Neste horizonte, surge um desafio decisivo para o tempo presente: articular fidelidade doutrinal e prudência pastoral, sobretudo no acesso aos sacramentos. O Papa Francisco recorda que “a Igreja não é uma alfândega, mas a casa paterna, onde há lugar para todos com a sua vida fadigosa” (Evangelii Gaudium, 47). O Batismo, porta da fé, é dom e promessa, início de um caminho que exige discernimento, acompanhamento e verdade, sem fechamento automático nem banalização da graça.
A formação permanente revela-se eixo estruturante da fecundidade do caminho sinodal. O Documento Final do Sínodo afirma que a sinodalidade é, antes de tudo, uma disposição espiritual que deve moldar a vida cotidiana dos batizados e todos os aspectos da missão da Igreja. Formar para a sinodalidade é formar para a escuta, o discernimento, a corresponsabilidade e a missão.
O caminho sinodal que se abre diante da Arquidiocese de Natal exige, simultaneamente, fidelidade e ousadia. Fidelidade ao Evangelho, à Tradição viva da Igreja, ao Concílio Vaticano II e à história concreta desta Igreja local. Ousadia para permitir que o Espírito nos conduza além de respostas fáceis, de seguranças herdadas e de práticas que já não geram vida.
Não há caminho sinodal sem tensão. Fidelidade sem ousadia transforma a fé em museu. Ousadia sem fidelidade a transforma em experimento vazio. Sem ousadia a fidelidade corre o risco de se tornar repetição estéril. Ousadia sem fidelidade pode perder o rumo.
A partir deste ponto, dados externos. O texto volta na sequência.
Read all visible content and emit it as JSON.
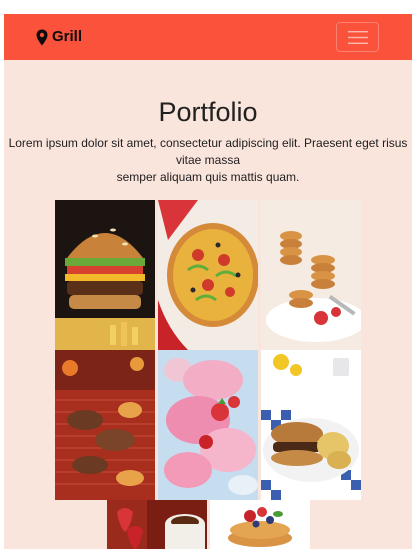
{
  "navbar": {
    "brand_label": "Grill",
    "brand_icon": "map-marker-icon",
    "menu_icon": "hamburger-menu-icon",
    "background_color": "#fb523b"
  },
  "portfolio": {
    "title": "Portfolio",
    "description_line1": "Lorem ipsum dolor sit amet, consectetur adipiscing elit. Praesent eget risus vitae massa",
    "description_line2": "semper aliquam quis mattis quam.",
    "background_color": "#fae5dc",
    "images": [
      {
        "subject": "burger"
      },
      {
        "subject": "pizza"
      },
      {
        "subject": "pancakes"
      },
      {
        "subject": "grilled-meat"
      },
      {
        "subject": "ice-cream"
      },
      {
        "subject": "burger-and-chips"
      },
      {
        "subject": "strawberries-and-coffee"
      },
      {
        "subject": "pancakes-with-berries"
      }
    ]
  }
}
O Espírito nos chama a habitar essa tensão com coragem evangélica. O caminho sinodal chama-nos a habitar essa tensão, guardando o que recebemos e permitindo que o Espírito continue a nos transformar.
O Sínodo Arquidiocesano de Natal não impõe respostas prontas nem nasce para conservar zonas de conforto. Reconhece uma história viva de escuta, compromisso e coragem pastoral e convida a Igreja a aprofundá-la com maturidade, discernimento e esperança, abrindo processos e confiando que o Espírito continua a agir na vida real das pessoas e das comunidades.
Assim, fidelidade e ousadia tornam-se expressão de uma Igreja que escuta, acompanha, discerne e caminha junto, com os pés firmes na própria história e o coração aberto ao futuro que Deus prepara. Uma Igreja que não apaga o Espírito, não teme a complexidade da vida e permanece em comunhão enquanto segue em frente.
Que esta Igreja de Natal tenha a graça de ser fiel sem medo e ousada sem perder a comunhão, para que o caminho sinodal seja, de fato, expressão viva do Evangelho no hoje da nossa história. Que tenha a coragem e a humildade de não caminhar sozinha.